Works with: OpenAI SDK (drop-in wrapper), LangChain, LlamaIndex, LiteLLM, Anthropic SDK, raw HTTP via API
Languages: Python, TypeScript/JavaScript, other languages via REST API
Cost at Scale
| Option | Cost |
|---|---|
| Self-hosted (Docker Compose) | Free — requires a server with ~2GB RAM |
| Self-hosted (Kubernetes, Helm) | Free — requires K8s cluster |
| Cloud (Hobby tier) | Free up to 50k observations/month |
| Cloud (Pro) | $29/month + usage beyond free tier |
| Cloud (Enterprise) | Custom pricing, SSO, audit logs, dedicated support |
Self-hosting is genuinely viable for most teams — Langfuse provides a maintained Docker Compose setup and Helm chart.
EU AI Act Relevance
Strong — Langfuse’s most important compliance differentiator in the eval ecosystem.
- Article 9 (Risk management): Production tracing provides continuous, automated risk monitoring throughout the operational lifecycle — not just at deploy time. Incident detection through score thresholds (e.g., alert when faithfulness drops below 0.7).
- Article 10 (Data governance): Traces create an auditable record of every inference, including inputs, outputs, and metadata. Data retention is configurable.
- Article 13 (Transparency): Trace data can support user-facing transparency requirements — you can demonstrate what information the AI used to generate a response.
- Article 17 (Quality management): Online scoring pipelines implement continuous quality monitoring as required by quality management system obligations.
- Annex IV (Technical documentation): Trace exports (JSONL, CSV) provide machine-readable evidence of system behavior over time.
EU data residency: The EU Cloud instance (cloud.langfuse.com) is hosted in Germany (AWS eu-central-1).

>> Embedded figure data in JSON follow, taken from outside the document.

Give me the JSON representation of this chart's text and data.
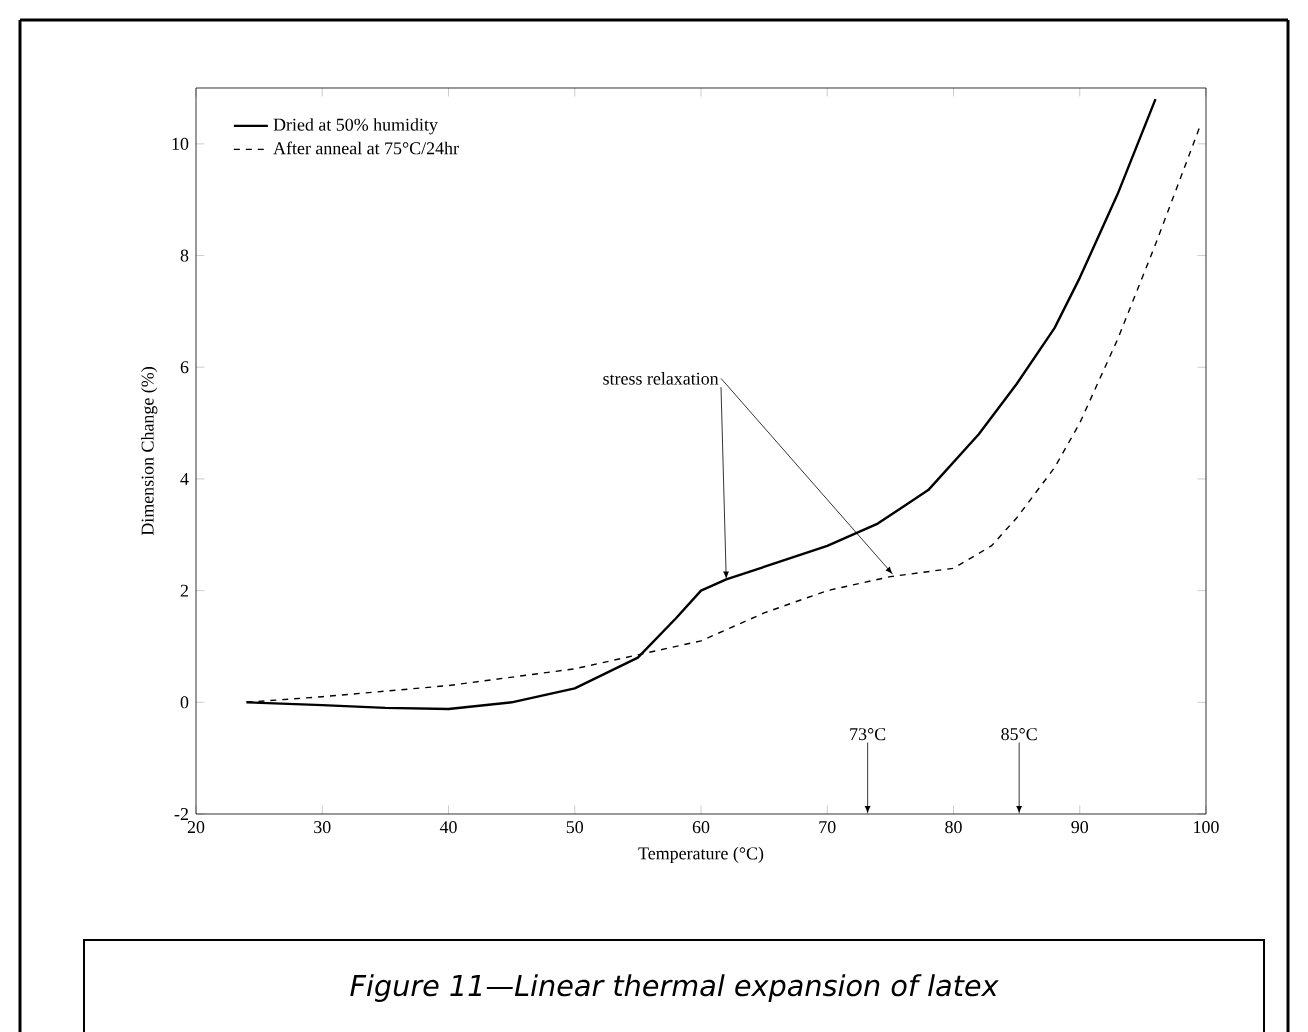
{
  "chart_data": {
    "type": "line",
    "xlabel": "Temperature (°C)",
    "ylabel": "Dimension Change (%)",
    "xlim": [
      20,
      100
    ],
    "xticks": [
      20,
      30,
      40,
      50,
      60,
      70,
      80,
      90,
      100
    ],
    "ylim": [
      -2,
      11
    ],
    "yticks": [
      -2,
      0,
      2,
      4,
      6,
      8,
      10
    ],
    "legend": "top left",
    "grid": false,
    "marker": "none",
    "series": [
      {
        "name": "Dried at 50% humidity",
        "color": "#000000",
        "line_style": "solid",
        "x": [
          24,
          30,
          35,
          40,
          45,
          50,
          55,
          58,
          60,
          62,
          66,
          70,
          74,
          78,
          82,
          85,
          88,
          90,
          93,
          96
        ],
        "values": [
          0,
          -0.05,
          -0.1,
          -0.12,
          0,
          0.25,
          0.8,
          1.5,
          2.0,
          2.2,
          2.5,
          2.8,
          3.2,
          3.8,
          4.8,
          5.7,
          6.7,
          7.6,
          9.1,
          10.8
        ]
      },
      {
        "name": "After anneal at 75°C/24hr",
        "color": "#000000",
        "line_style": "dashed",
        "x": [
          24,
          30,
          40,
          50,
          55,
          60,
          65,
          70,
          75,
          80,
          83,
          85,
          88,
          90,
          93,
          96,
          99.5
        ],
        "values": [
          0,
          0.1,
          0.3,
          0.6,
          0.85,
          1.1,
          1.6,
          2.0,
          2.25,
          2.4,
          2.8,
          3.3,
          4.2,
          5.0,
          6.5,
          8.2,
          10.3
        ]
      }
    ],
    "annotations": [
      {
        "text": "stress relaxation",
        "x": 62,
        "y": 2.2
      },
      "73°C",
      "85°C",
      "Figure 11—Linear thermal expansion of latex"
    ]
  }
}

Langfuse GmbH is a German company subject to GDPR. A Data Processing Agreement (DPA) is available at langfuse.com/security/dpa — applicable to all subscription tiers including free.

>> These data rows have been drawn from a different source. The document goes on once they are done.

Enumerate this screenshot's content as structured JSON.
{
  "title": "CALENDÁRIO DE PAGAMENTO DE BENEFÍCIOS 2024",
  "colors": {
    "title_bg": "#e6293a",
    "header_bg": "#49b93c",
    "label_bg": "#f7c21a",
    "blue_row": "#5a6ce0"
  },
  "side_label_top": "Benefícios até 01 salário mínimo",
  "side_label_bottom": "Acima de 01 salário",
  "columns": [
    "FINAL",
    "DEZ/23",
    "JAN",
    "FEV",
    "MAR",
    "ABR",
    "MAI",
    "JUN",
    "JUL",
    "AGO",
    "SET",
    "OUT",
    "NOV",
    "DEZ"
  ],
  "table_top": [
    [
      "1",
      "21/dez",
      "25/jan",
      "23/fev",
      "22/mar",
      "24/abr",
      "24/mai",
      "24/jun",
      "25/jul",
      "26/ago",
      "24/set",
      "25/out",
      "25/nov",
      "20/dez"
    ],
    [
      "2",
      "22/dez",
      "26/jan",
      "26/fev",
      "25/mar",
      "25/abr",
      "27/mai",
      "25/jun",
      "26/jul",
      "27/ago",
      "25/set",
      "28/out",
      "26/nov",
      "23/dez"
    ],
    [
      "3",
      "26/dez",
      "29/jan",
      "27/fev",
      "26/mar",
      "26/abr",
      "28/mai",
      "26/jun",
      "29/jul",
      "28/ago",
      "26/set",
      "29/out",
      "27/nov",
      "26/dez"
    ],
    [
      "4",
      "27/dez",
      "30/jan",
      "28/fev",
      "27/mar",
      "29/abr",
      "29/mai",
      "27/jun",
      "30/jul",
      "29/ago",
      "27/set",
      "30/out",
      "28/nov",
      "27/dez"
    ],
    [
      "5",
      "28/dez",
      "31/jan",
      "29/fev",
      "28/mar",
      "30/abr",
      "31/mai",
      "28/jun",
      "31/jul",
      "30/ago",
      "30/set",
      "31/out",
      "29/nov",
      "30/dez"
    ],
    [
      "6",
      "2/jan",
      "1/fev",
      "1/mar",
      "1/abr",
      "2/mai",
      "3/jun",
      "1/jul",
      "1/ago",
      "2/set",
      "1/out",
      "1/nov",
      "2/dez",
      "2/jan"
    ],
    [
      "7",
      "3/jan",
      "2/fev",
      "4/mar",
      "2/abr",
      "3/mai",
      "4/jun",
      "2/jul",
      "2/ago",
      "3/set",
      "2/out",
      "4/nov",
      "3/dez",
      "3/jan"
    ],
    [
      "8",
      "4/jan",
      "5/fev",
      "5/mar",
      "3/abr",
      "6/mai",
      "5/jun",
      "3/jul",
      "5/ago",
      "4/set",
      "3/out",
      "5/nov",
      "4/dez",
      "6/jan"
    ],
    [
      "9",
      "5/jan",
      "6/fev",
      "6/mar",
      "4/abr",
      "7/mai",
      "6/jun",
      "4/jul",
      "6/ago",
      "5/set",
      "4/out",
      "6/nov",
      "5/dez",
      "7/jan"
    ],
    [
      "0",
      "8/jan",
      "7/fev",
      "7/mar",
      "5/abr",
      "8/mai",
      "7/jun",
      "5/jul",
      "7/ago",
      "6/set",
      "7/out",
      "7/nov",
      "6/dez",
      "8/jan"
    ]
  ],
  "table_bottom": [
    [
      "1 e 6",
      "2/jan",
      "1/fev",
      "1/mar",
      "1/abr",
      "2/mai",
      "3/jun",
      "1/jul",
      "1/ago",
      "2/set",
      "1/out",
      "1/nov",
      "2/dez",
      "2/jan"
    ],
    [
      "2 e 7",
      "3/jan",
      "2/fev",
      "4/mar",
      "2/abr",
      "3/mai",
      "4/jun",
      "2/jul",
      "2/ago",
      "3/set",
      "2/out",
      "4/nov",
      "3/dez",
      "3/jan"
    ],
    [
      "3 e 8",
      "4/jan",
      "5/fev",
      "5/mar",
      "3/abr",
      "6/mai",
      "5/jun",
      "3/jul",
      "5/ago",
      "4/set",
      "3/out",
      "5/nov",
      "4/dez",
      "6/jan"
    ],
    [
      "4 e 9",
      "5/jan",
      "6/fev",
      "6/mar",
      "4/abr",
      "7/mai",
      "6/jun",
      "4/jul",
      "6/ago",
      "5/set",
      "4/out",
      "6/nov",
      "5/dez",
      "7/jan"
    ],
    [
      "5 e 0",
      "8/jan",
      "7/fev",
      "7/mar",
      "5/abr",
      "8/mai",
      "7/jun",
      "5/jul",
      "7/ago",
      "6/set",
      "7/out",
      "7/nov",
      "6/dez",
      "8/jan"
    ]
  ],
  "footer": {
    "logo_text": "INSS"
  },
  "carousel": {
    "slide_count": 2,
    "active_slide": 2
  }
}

Self-hosting for maximum data control: For Annex III high-risk AI systems where data sovereignty is non-negotiable, self-hosting ensures no data leaves your infrastructure.
Version Tracked
- Current stable: v3.x
- Last verified: 2026-05-20
- Self-host note: Docker Compose setup is well-maintained. The
docker-compose.ymlin the repo is the recommended starting point. Helm chart for Kubernetes is available in thelangfuse/langfuse-k8srepo.